The Act modifies the carryover basis rules to permit the executor of an estate to assign a step-up in basis for up to $1,300,000 in certain assets. In addition, the executor is authorized to apply a step-up in basis for up to an additional $3,000,000 in qualified assets transferred to the surviving spouse. Assets acquired by the decedent by gift from an individual other than his or her spouse do not qualify for the elective step-up in basis, nor does income in respect of a decedent (e.g., retirement plan distributions).
The Need for Good Record-Keeping. The elective step-up in basis modification is certainly a favorable aspect to the carryover basis rules, particularly for the surviving spouse. However, much like the difficulties associated with the standard carryover basis rules, executors will have the added responsibility of tracking the assets to which a step-up in basis has been assigned. In order to do so, the executor must know the decedent's original cost basis so as to be able to account for how much of the step-up was assigned and to which assets.
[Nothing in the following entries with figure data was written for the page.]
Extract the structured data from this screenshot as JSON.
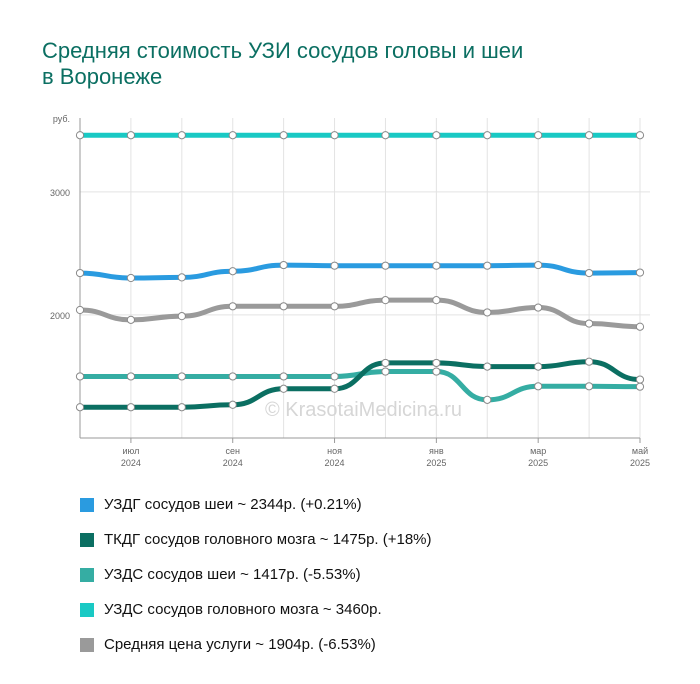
{
  "title_lines": [
    "Средняя стоимость УЗИ сосудов головы и шеи",
    "в Воронеже"
  ],
  "chart_data": {
    "type": "line",
    "y_unit_label": "руб.",
    "ylim": [
      1000,
      3600
    ],
    "y_ticks": [
      {
        "value": 3000,
        "label": "3000"
      },
      {
        "value": 2000,
        "label": "2000"
      }
    ],
    "x_points": [
      "2024-06",
      "2024-07",
      "2024-08",
      "2024-09",
      "2024-10",
      "2024-11",
      "2024-12",
      "2025-01",
      "2025-02",
      "2025-03",
      "2025-04",
      "2025-05"
    ],
    "x_tick_labels": [
      {
        "index": 1,
        "month": "июл",
        "year": "2024"
      },
      {
        "index": 3,
        "month": "сен",
        "year": "2024"
      },
      {
        "index": 5,
        "month": "ноя",
        "year": "2024"
      },
      {
        "index": 7,
        "month": "янв",
        "year": "2025"
      },
      {
        "index": 9,
        "month": "мар",
        "year": "2025"
      },
      {
        "index": 11,
        "month": "май",
        "year": "2025"
      }
    ],
    "grid": true,
    "series": [
      {
        "name": "УЗДС сосудов головного мозга",
        "color": "#19c9c4",
        "values": [
          3460,
          3460,
          3460,
          3460,
          3460,
          3460,
          3460,
          3460,
          3460,
          3460,
          3460,
          3460
        ]
      },
      {
        "name": "УЗДГ сосудов шеи",
        "color": "#2a9be0",
        "values": [
          2340,
          2300,
          2305,
          2355,
          2405,
          2400,
          2400,
          2400,
          2400,
          2405,
          2340,
          2344
        ]
      },
      {
        "name": "Средняя цена услуги",
        "color": "#9a9a9a",
        "values": [
          2040,
          1960,
          1990,
          2070,
          2070,
          2070,
          2120,
          2120,
          2020,
          2060,
          1930,
          1904
        ]
      },
      {
        "name": "УЗДС сосудов шеи",
        "color": "#35ada3",
        "values": [
          1500,
          1500,
          1500,
          1500,
          1500,
          1500,
          1540,
          1540,
          1310,
          1420,
          1420,
          1417
        ]
      },
      {
        "name": "ТКДГ сосудов головного мозга",
        "color": "#0b6f62",
        "values": [
          1250,
          1250,
          1250,
          1270,
          1400,
          1400,
          1610,
          1610,
          1580,
          1580,
          1620,
          1475
        ]
      }
    ],
    "watermark": "© KrasotaiMedicina.ru"
  },
  "legend": [
    {
      "label": "УЗДГ сосудов шеи ~ 2344р. (+0.21%)",
      "color": "#2a9be0"
    },
    {
      "label": "ТКДГ сосудов головного мозга ~ 1475р. (+18%)",
      "color": "#0b6f62"
    },
    {
      "label": "УЗДС сосудов шеи ~ 1417р. (-5.53%)",
      "color": "#35ada3"
    },
    {
      "label": "УЗДС сосудов головного мозга ~ 3460р.",
      "color": "#19c9c4"
    },
    {
      "label": "Средняя цена услуги ~ 1904р. (-6.53%)",
      "color": "#9a9a9a"
    }
  ]
}
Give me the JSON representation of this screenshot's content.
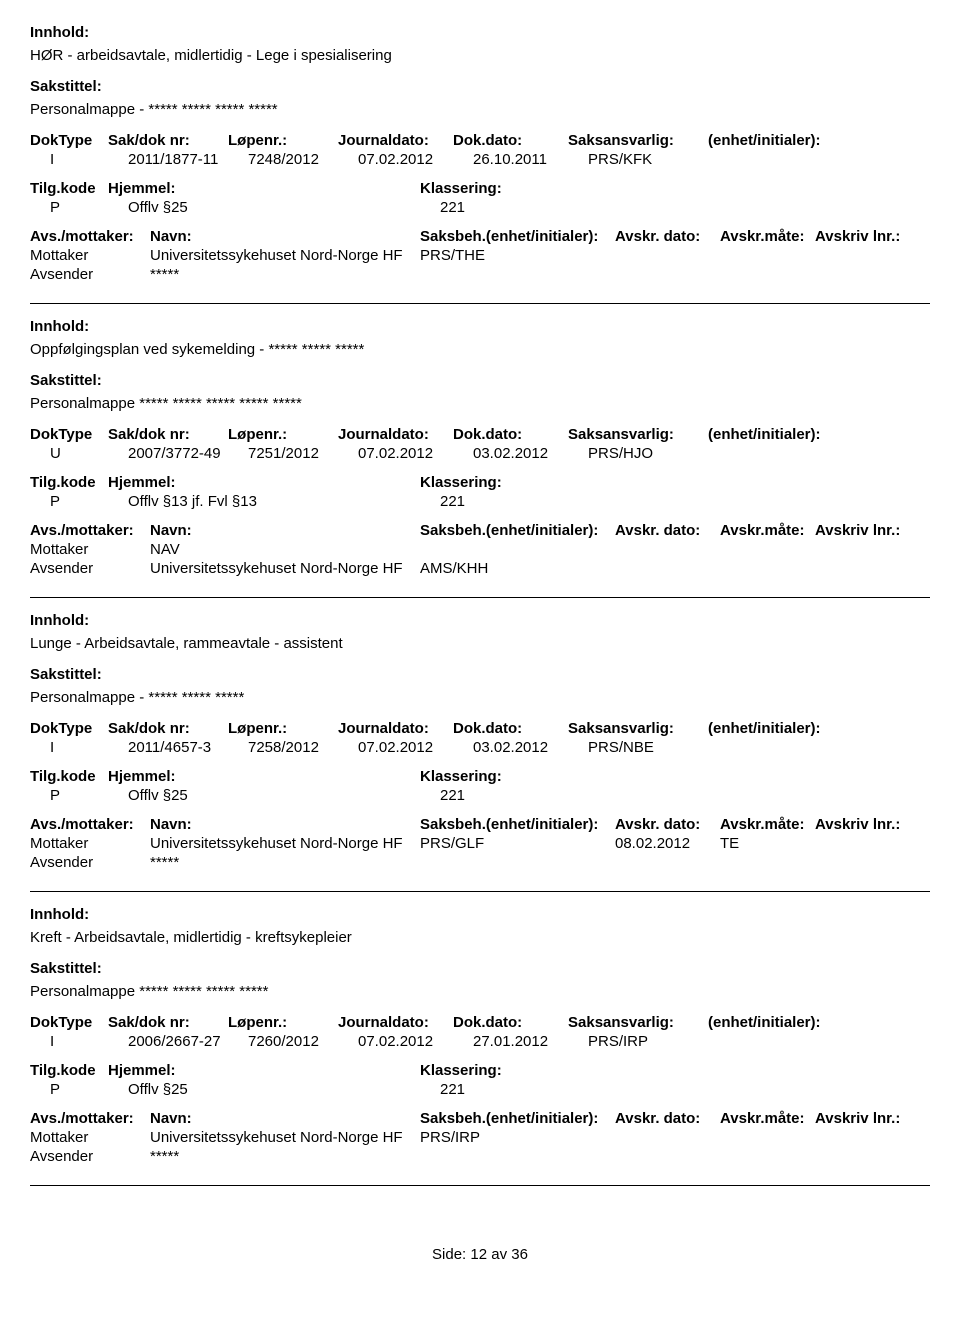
{
  "labels": {
    "innhold": "Innhold:",
    "sakstittel": "Sakstittel:",
    "doktype": "DokType",
    "sakdoknr": "Sak/dok nr:",
    "lopenr": "Løpenr.:",
    "journaldato": "Journaldato:",
    "dokdato": "Dok.dato:",
    "saksansvarlig": "Saksansvarlig:",
    "enhetinit": "(enhet/initialer):",
    "tilgkode": "Tilg.kode",
    "hjemmel": "Hjemmel:",
    "klassering": "Klassering:",
    "avsmottaker": "Avs./mottaker:",
    "navn": "Navn:",
    "saksbeh": "Saksbeh.(enhet/initialer):",
    "avskrdato": "Avskr. dato:",
    "avskrmate": "Avskr.måte:",
    "avskrivlnr": "Avskriv lnr.:",
    "mottaker": "Mottaker",
    "avsender": "Avsender",
    "side": "Side:",
    "av": "av"
  },
  "records": [
    {
      "innhold": "HØR - arbeidsavtale, midlertidig - Lege i spesialisering",
      "sakstittel": "Personalmappe - ***** ***** ***** *****",
      "doktype": "I",
      "sakdoknr": "2011/1877-11",
      "lopenr": "7248/2012",
      "journaldato": "07.02.2012",
      "dokdato": "26.10.2011",
      "saksansvarlig": "PRS/KFK",
      "tilgkode": "P",
      "hjemmel": "Offlv §25",
      "klassering": "221",
      "parties": [
        {
          "role": "Mottaker",
          "name": "Universitetssykehuset Nord-Norge HF",
          "saksbeh": "PRS/THE",
          "avskrdato": "",
          "avskrmate": "",
          "avskrivlnr": ""
        },
        {
          "role": "Avsender",
          "name": "*****",
          "saksbeh": "",
          "avskrdato": "",
          "avskrmate": "",
          "avskrivlnr": ""
        }
      ]
    },
    {
      "innhold": "Oppfølgingsplan ved sykemelding - ***** ***** *****",
      "sakstittel": "Personalmappe ***** ***** ***** ***** *****",
      "doktype": "U",
      "sakdoknr": "2007/3772-49",
      "lopenr": "7251/2012",
      "journaldato": "07.02.2012",
      "dokdato": "03.02.2012",
      "saksansvarlig": "PRS/HJO",
      "tilgkode": "P",
      "hjemmel": "Offlv §13 jf. Fvl §13",
      "klassering": "221",
      "parties": [
        {
          "role": "Mottaker",
          "name": "NAV",
          "saksbeh": "",
          "avskrdato": "",
          "avskrmate": "",
          "avskrivlnr": ""
        },
        {
          "role": "Avsender",
          "name": "Universitetssykehuset Nord-Norge HF",
          "saksbeh": "AMS/KHH",
          "avskrdato": "",
          "avskrmate": "",
          "avskrivlnr": ""
        }
      ]
    },
    {
      "innhold": "Lunge - Arbeidsavtale, rammeavtale - assistent",
      "sakstittel": "Personalmappe - ***** ***** *****",
      "doktype": "I",
      "sakdoknr": "2011/4657-3",
      "lopenr": "7258/2012",
      "journaldato": "07.02.2012",
      "dokdato": "03.02.2012",
      "saksansvarlig": "PRS/NBE",
      "tilgkode": "P",
      "hjemmel": "Offlv §25",
      "klassering": "221",
      "parties": [
        {
          "role": "Mottaker",
          "name": "Universitetssykehuset Nord-Norge HF",
          "saksbeh": "PRS/GLF",
          "avskrdato": "08.02.2012",
          "avskrmate": "TE",
          "avskrivlnr": ""
        },
        {
          "role": "Avsender",
          "name": "*****",
          "saksbeh": "",
          "avskrdato": "",
          "avskrmate": "",
          "avskrivlnr": ""
        }
      ]
    },
    {
      "innhold": "Kreft - Arbeidsavtale, midlertidig - kreftsykepleier",
      "sakstittel": "Personalmappe ***** ***** ***** *****",
      "doktype": "I",
      "sakdoknr": "2006/2667-27",
      "lopenr": "7260/2012",
      "journaldato": "07.02.2012",
      "dokdato": "27.01.2012",
      "saksansvarlig": "PRS/IRP",
      "tilgkode": "P",
      "hjemmel": "Offlv §25",
      "klassering": "221",
      "parties": [
        {
          "role": "Mottaker",
          "name": "Universitetssykehuset Nord-Norge HF",
          "saksbeh": "PRS/IRP",
          "avskrdato": "",
          "avskrmate": "",
          "avskrivlnr": ""
        },
        {
          "role": "Avsender",
          "name": "*****",
          "saksbeh": "",
          "avskrdato": "",
          "avskrmate": "",
          "avskrivlnr": ""
        }
      ]
    }
  ],
  "footer": {
    "page": "12",
    "total": "36"
  }
}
Thus, the new carryover basis rules will require that individuals keep detailed statements and receipts for all assets eventually to be transferred at their death. Where assets have been purchased many years prior to death, locating the statements and receipts may be difficult.

Predicting the Future
The Sunset Provision . No one knows what 2011 will bring. In order for the repeal of the estate and GST taxes and the modification of the gift tax to survive beyond December 31, 2010, Congress must affirmatively reenact these provisions. Politically, it may be difficult for legislators to justify a permanent repeal of the estate and GST taxes - taxes that are paid by only the wealthiest taxpayers. Moreover, the current economic situation may prompt Congress to act sooner, possibly by halting the phase-out at some fixed point (e.g., by capping the applicable exclusion amount at, say, $2 million and fixing the maximum rate at, say, 45%). Against this backdrop, it becomes especially important that one's estate plan be flexible and adaptable to changing circumstances.